About the job
Please submit your CV in English and include your English proficiency level.
This freelance, project-based contract with toloka-ai is remote and open to candidates based in Uruguay. Mindrift connects skilled professionals with project-based AI roles at leading tech companies, with a focus on evaluating and improving AI systems. This is not a permanent position.
Role overview
The Freelance AI Agent Evaluation Engineer builds datasets to measure how well AI coding agents perform real-world software development tasks. The work centers on designing complex tasks and evaluation criteria inside detailed simulated environments.
What you will do
- Create virtual companies from high-level blueprints, including realistic codebases, infrastructure, and context like conversations, documentation, and tickets to simulate authentic development environments with history.

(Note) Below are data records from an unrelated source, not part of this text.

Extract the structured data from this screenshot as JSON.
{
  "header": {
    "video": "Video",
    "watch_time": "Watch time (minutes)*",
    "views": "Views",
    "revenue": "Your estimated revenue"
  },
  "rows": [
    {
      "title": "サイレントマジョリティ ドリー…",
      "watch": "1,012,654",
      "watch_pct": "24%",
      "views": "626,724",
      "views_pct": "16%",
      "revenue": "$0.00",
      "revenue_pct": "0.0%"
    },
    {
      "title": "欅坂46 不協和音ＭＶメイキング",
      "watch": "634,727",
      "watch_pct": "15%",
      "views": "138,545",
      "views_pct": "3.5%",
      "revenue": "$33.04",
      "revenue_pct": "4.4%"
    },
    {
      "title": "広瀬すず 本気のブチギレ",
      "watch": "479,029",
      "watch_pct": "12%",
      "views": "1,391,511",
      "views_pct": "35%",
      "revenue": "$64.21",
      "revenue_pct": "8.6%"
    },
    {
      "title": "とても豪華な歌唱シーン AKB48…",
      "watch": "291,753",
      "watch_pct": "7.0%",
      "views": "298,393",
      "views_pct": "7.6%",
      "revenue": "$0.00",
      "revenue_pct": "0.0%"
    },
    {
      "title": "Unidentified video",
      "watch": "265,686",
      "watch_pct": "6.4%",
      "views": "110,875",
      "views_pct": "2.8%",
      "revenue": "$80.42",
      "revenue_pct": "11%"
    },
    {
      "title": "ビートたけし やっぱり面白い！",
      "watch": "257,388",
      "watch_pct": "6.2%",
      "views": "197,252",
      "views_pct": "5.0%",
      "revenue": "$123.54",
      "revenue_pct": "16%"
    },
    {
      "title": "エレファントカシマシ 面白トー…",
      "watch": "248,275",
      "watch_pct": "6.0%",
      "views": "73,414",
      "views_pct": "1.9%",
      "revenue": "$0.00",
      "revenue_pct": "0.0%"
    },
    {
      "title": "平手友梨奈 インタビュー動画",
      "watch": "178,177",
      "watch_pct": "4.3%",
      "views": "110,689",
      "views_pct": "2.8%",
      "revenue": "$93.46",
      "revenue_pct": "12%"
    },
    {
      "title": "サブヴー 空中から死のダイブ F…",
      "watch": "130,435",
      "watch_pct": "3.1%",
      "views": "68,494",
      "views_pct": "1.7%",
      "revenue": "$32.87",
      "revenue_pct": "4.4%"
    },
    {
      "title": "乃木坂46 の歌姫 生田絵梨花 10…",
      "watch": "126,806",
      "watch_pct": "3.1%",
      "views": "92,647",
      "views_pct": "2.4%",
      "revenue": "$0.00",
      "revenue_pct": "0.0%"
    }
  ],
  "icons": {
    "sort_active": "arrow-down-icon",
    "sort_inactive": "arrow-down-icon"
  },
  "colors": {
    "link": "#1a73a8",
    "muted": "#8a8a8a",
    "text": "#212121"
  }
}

- Curate and adjust tasks at different stages of the virtual company. This includes developing prompts, defining evaluation criteria, and ensuring tasks are solvable and fairly assessed.
- Design challenges in isolated settings that mimic a developer's workstation: a Linux environment with development tools (terminal, CLI), MCP servers (repository, task tracker, messenger, documentation), and a real web application codebase.
- Develop tests that reliably accept all correct solutions and reject incorrect ones, aiming for a balance between strictness and fairness.
- Work alongside an AI agent on these tests, ensuring the agent catches real issues, does not accept poor solutions, and passes valid ones.
- Review code generated by AI agents, analyze both successes and failures, and design edge cases and adversarial scenarios to further challenge the models.
- Iterate on your approach based on feedback from expert QA reviewers who assess your work for quality.
What this role does not include
- Data labeling
- Prompt engineering
- Writing code from scratch (the AI agent will handle most coding; your focus is on guiding and evaluating)
This role involves close collaboration with advanced AI models, crafting tasks that push their capabilities and evaluating their performance in realistic scenarios.